What is the mission of the organization that makes it different from others in the same field?
IBJ works to get all people early access to a lawyer, to ensure that their due-process rights are protected and to prevent torture. Access to a defender soon after an arrest stops torture in its tracks and safeguards legal rights. We began a quarter-century ago as the first global organization dedicated to supporting legal defenders to uphold the rights of ordinary people trapped in the criminal justice system.
Not only is our mission unique, so are our methods. We work with all stakeholders without demonizing any. We work with the local legal community, not act as outsiders. We focus on prevention, not redress. We help ordinary people, not high-profile cases. We work at the grass-roots, jail-cell level as well as at national ministries and Davos. We aim for system change, not piecemeal solutions. Most importantly, IBJ defenders go to the places that the rest of the world has given up on. When others pull out, we lean in: it’s a sign that we’re needed all the more.

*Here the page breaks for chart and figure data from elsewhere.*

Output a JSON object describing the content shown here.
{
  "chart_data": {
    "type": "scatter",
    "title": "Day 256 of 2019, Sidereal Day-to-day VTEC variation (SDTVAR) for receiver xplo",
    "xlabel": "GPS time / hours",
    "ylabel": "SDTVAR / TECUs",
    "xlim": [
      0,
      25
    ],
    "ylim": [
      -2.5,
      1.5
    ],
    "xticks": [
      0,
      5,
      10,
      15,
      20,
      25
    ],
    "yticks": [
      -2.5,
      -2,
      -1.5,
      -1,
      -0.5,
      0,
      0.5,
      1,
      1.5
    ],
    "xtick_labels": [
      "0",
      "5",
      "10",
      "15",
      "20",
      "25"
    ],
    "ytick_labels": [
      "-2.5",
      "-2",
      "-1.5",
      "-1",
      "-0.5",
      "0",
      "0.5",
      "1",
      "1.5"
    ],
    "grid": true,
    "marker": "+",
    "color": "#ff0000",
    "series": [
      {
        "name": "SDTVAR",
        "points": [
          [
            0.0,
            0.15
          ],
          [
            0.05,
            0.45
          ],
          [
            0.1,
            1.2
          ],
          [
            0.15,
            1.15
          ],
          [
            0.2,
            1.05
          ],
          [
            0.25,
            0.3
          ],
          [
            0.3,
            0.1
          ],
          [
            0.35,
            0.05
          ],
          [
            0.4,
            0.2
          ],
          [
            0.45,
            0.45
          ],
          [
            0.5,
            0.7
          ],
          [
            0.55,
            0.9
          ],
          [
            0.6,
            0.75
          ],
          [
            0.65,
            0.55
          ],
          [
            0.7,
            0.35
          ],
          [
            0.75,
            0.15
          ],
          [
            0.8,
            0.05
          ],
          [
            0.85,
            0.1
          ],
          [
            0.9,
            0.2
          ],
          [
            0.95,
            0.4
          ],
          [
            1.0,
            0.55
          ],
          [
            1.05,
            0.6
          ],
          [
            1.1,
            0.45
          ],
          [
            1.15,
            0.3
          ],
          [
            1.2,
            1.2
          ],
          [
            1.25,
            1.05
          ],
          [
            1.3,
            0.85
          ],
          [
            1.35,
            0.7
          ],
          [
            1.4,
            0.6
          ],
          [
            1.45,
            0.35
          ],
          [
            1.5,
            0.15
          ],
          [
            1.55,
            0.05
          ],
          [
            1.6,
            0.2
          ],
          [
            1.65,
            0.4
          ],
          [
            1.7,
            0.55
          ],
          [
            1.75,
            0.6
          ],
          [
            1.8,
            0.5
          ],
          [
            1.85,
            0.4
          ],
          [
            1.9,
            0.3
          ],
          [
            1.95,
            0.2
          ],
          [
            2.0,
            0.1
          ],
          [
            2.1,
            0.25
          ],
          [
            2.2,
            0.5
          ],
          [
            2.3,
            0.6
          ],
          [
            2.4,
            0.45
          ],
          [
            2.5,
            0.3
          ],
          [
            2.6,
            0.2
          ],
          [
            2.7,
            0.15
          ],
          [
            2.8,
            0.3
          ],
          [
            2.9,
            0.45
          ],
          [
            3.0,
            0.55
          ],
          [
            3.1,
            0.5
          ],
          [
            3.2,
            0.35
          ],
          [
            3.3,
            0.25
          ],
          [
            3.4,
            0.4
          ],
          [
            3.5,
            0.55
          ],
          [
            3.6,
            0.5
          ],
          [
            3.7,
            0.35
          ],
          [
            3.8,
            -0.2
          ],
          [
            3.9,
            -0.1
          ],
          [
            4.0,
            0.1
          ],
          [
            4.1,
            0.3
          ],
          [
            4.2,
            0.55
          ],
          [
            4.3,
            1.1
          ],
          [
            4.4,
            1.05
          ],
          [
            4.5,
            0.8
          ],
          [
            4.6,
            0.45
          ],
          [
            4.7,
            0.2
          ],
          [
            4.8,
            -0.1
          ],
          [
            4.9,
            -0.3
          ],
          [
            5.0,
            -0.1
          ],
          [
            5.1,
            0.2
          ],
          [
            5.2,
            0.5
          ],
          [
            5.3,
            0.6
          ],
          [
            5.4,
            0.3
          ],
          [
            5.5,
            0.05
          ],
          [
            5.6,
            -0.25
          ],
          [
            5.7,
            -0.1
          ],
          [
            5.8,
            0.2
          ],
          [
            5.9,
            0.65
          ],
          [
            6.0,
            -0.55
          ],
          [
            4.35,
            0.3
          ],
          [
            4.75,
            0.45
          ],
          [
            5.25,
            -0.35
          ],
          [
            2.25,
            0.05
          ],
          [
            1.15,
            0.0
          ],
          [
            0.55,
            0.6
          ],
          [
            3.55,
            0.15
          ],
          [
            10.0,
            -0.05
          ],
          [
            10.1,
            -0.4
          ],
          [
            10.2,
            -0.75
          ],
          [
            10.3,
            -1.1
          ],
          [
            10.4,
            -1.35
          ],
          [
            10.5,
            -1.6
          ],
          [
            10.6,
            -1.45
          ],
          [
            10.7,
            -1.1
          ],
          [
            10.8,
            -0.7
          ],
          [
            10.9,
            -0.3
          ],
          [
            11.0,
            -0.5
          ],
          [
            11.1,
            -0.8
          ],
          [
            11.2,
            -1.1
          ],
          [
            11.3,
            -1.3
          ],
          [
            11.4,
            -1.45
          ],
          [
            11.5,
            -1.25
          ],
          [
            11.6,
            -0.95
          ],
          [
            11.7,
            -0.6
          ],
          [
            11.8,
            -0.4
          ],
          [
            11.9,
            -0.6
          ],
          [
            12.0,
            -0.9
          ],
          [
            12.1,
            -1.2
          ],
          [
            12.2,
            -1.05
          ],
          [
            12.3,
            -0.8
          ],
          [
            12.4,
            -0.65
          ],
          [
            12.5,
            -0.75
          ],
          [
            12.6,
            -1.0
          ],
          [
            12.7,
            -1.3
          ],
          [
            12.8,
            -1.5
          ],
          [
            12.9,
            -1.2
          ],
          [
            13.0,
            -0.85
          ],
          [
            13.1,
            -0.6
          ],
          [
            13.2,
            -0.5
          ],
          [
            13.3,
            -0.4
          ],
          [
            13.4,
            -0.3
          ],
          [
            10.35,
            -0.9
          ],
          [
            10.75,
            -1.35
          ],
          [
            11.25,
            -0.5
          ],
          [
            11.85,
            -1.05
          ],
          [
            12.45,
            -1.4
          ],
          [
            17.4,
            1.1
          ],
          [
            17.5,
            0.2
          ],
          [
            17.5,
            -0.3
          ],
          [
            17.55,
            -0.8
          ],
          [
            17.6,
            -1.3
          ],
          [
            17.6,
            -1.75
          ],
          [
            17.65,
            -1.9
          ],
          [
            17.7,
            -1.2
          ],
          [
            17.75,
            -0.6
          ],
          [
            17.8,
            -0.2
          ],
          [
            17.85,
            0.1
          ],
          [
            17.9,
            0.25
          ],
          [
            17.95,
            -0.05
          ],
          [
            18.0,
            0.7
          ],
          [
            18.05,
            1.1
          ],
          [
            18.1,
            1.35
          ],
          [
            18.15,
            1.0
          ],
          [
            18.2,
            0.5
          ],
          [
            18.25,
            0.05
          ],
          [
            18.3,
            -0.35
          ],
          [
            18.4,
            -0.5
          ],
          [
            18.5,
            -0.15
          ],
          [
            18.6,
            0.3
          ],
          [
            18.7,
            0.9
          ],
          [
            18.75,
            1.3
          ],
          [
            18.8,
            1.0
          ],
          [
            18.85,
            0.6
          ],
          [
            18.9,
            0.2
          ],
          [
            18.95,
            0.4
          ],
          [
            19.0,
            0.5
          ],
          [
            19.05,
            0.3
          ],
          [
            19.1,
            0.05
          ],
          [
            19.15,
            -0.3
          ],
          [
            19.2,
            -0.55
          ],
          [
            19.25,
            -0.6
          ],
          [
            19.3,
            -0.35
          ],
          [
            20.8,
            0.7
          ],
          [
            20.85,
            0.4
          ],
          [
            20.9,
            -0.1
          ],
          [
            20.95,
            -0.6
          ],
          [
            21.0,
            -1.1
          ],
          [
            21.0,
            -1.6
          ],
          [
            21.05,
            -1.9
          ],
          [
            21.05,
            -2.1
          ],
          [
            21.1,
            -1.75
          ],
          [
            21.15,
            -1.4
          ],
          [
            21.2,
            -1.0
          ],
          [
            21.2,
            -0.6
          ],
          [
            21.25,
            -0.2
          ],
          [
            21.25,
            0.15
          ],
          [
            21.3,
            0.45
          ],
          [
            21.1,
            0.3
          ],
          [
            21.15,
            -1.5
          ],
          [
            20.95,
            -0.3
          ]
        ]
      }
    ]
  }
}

IBJ’s ambition is to build open, democratic societies by creating system-change in the public justice system, by ensuring that people’s legal rights are upheld.
Of all the projects IBJ is operating worldwide, which one is the most sensitive that you could mention? Why?
Lawyers in Myanmar face security threats because of their work defending people imprisoned and at times tortured. The country suffers from poverty and drug related issues and is run by a military regime. IBJ’s pragmatic approach of working with stakeholders allows us to be effective. We have established five legal-aid centers, staffed with over 40 courageous advocates who work with hundreds of defenders to give people the protection of a lawyer.
If you had to share with us the challenge that IBJ has ahead, what would it be?
The challenge IBJ faces to accelerate its work is to upgrade the technical infrastructure of public-justice systems to ensure that no one gets “lost in the system” and sees their legal rights and human dignity violated simply for lack of recordkeeping. The IT of justice systems in far too many countries is limited to pen and paper, even as most of humanity has a mobile phone.
The notion that “you can’t manage what you can’t measure” hasn’t yet arrived in judicial systems, but must. IBJ is developing technologies to serve the defense ecosystem, called JusticeHub. And we’re excited about the potential for data and AI to improve case outcomes, and blockchain for immutable legal records. A judicial “version 2.0 upgrade” is needed! After all, legal rights and due-process protections for a judicial defense are the backbone of democracy.
What relationship do you think IBJ should have with the United Nations?
Our work is complementary and we are deepening the collaboration. IBJ is a core partner on SDG goals, notably SDG16’s access to justice. We have been supported by UNDEF, UNVFVT, partner with OHCHR at a country level, and have UN ECOSOC status. IBJ is a member of the UN’s Partner2Connect Digital Coalition (P2C) and has pledged to impact 5 million people by 2025.
The Special Procedures of the Human Rights Council overflows with urgent cases. In this, IBJ’s presence in over 50 countries is an asset: the UN doesn’t provide legal representation on individuals cases, but IBJ does. In the future, IBJ can scale up the partnership with the UN, helping countries implement the declarations they sign on protecting rights. And IBJ’s digital tools can be activated through the UN’s deep global networks. IBJ is a vital partner to UN activities and adds momentum. When we work together, we are a force multiplier.